Quantum theory of superfluorescence based on two-point correlation functions

TL;DR

This paper develops a quantum theoretical framework based on two-point correlation functions to describe superfluorescence phenomena in the x-ray and XUV domains, accounting for fast decay and incoherent processes.

Contribution

It introduces a generalized, correlation-based formalism for superfluorescence in high-energy regimes, including incoherent effects via Lindblad operators, extending previous optical models.

Findings

The formalism can model collective emission in various regimes.

Inclusion of incoherent processes relevant to x-ray/XUV domains.

Numerical examples align with recent experimental observations.

Abstract

Irradiation of a medium by short intense pulses from x-ray / XUV free electron lasers can result in saturated photoionization of inner electronic shells.

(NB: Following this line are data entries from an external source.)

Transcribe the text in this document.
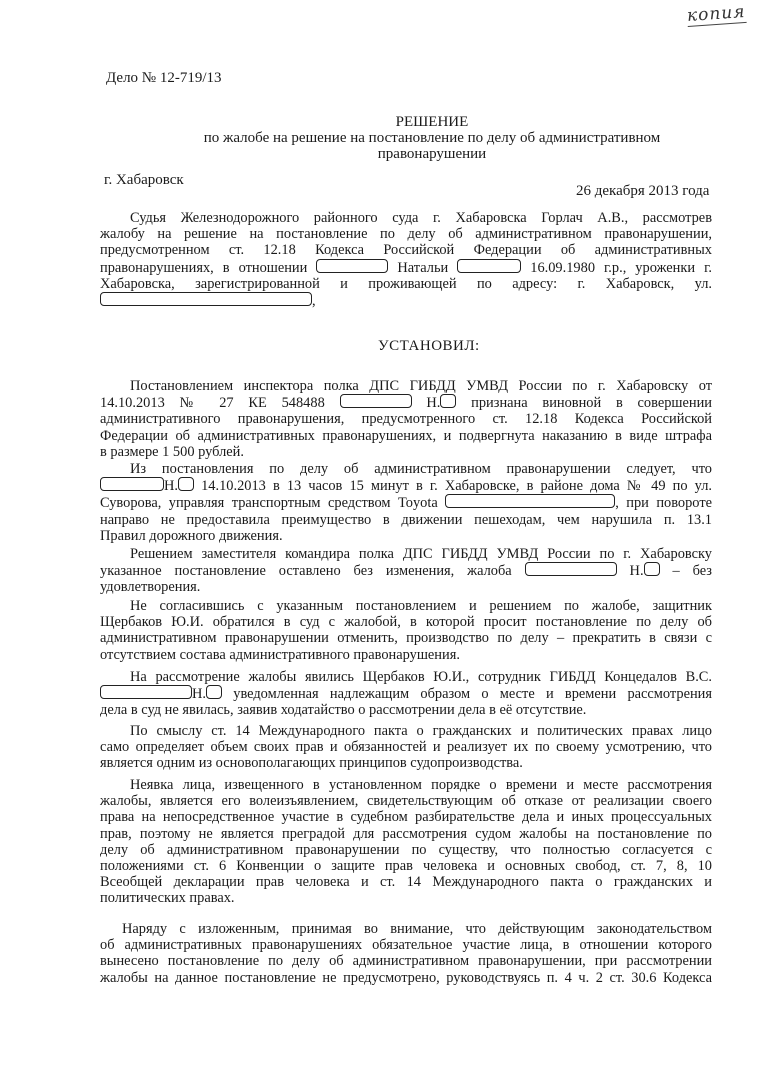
копия
Дело № 12-719/13
РЕШЕНИЕ
по жалобе на решение на постановление по делу об административном
правонарушении
г. Хабаровск
26 декабря 2013 года
Судья Железнодорожного районного суда г. Хабаровска Горлач А.В., рассмотрев
жалобу на решение на постановление по делу об административном правонарушении,
предусмотренном ст. 12.18 Кодекса Российской Федерации об административных
правонарушениях, в отношении	Натальи	16.09.1980 г.р., уроженки г.
Хабаровска, зарегистрированной и проживающей по адресу: г. Хабаровск, ул.
,
УСТАНОВИЛ:
Постановлением инспектора полка ДПС ГИБДД УМВД России по г. Хабаровску от
14.10.2013 № 27 КЕ 548488	Н. признана виновной в совершении
административного правонарушения, предусмотренного ст. 12.18 Кодекса Российской
Федерации об административных правонарушениях, и подвергнута наказанию в виде штрафа
в размере 1 500 рублей.
Из постановления по делу об административном правонарушении следует, что
Н. 14.10.2013 в 13 часов 15 минут в г. Хабаровске, в районе дома № 49 по ул.
Суворова, управляя транспортным средством Toyota	, при повороте
направо не предоставила преимущество в движении пешеходам, чем нарушила п. 13.1
Правил дорожного движения.
Решением заместителя командира полка ДПС ГИБДД УМВД России по г. Хабаровску
указанное постановление оставлено без изменения, жалоба	Н. – без
удовлетворения.
Не согласившись с указанным постановлением и решением по жалобе, защитник
Щербаков Ю.И. обратился в суд с жалобой, в которой просит постановление по делу об
административном правонарушении отменить, производство по делу – прекратить в связи с
отсутствием состава административного правонарушения.
На рассмотрение жалобы явились Щербаков Ю.И., сотрудник ГИБДД Концедалов В.С.
Н. уведомленная надлежащим образом о месте и времени рассмотрения
дела в суд не явилась, заявив ходатайство о рассмотрении дела в её отсутствие.
По смыслу ст. 14 Международного пакта о гражданских и политических правах лицо
само определяет объем своих прав и обязанностей и реализует их по своему усмотрению, что
является одним из основополагающих принципов судопроизводства.
Неявка лица, извещенного в установленном порядке о времени и месте рассмотрения
жалобы, является его волеизъявлением, свидетельствующим об отказе от реализации своего
права на непосредственное участие в судебном разбирательстве дела и иных процессуальных
прав, поэтому не является преградой для рассмотрения судом жалобы на постановление по
делу об административном правонарушении по существу, что полностью согласуется с
положениями ст. 6 Конвенции о защите прав человека и основных свобод, ст. 7, 8, 10
Всеобщей декларации прав человека и ст. 14 Международного пакта о гражданских и
политических правах.
Наряду с изложенным, принимая во внимание, что действующим законодательством
об административных правонарушениях обязательное участие лица, в отношении которого
вынесено постановление по делу об административном правонарушении, при рассмотрении
жалобы на данное постановление не предусмотрено, руководствуясь п. 4 ч. 2 ст. 30.6 Кодекса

As a result an inversion of populations between core levels appears. The resulting fluorescent radiation can be amplified during its propagation through the inverted medium and results in intense, quasi transform-limited radiation bursts. While the optical counterpart of this phenomena, known as superfluorescence, was intensively investigated, a generalized treatment is needed in the x-ray / XUV domain, where the dynamics of pumping and evolution due to fast decay processes play a crucial role. To provide a general theoretical approach, we start from the fundamental, quantized minimal coupling Hamiltonian of light-matter interaction and after a series of approximations arrive at a closed system of equations for the two-point correlation function of atomic coherences and the two-time correlation function of the emitted field. The obtained formalism enables us to investigate collective spontaneous emission in various regimes. It is extended consistently to include incoherent processes that are relevant in the x-ray / XUV domain. These processes are introduced into the formalism by corresponding Lindblad superoperators. The connection to other approaches is discussed and numerical examples related to recent experiments are presented.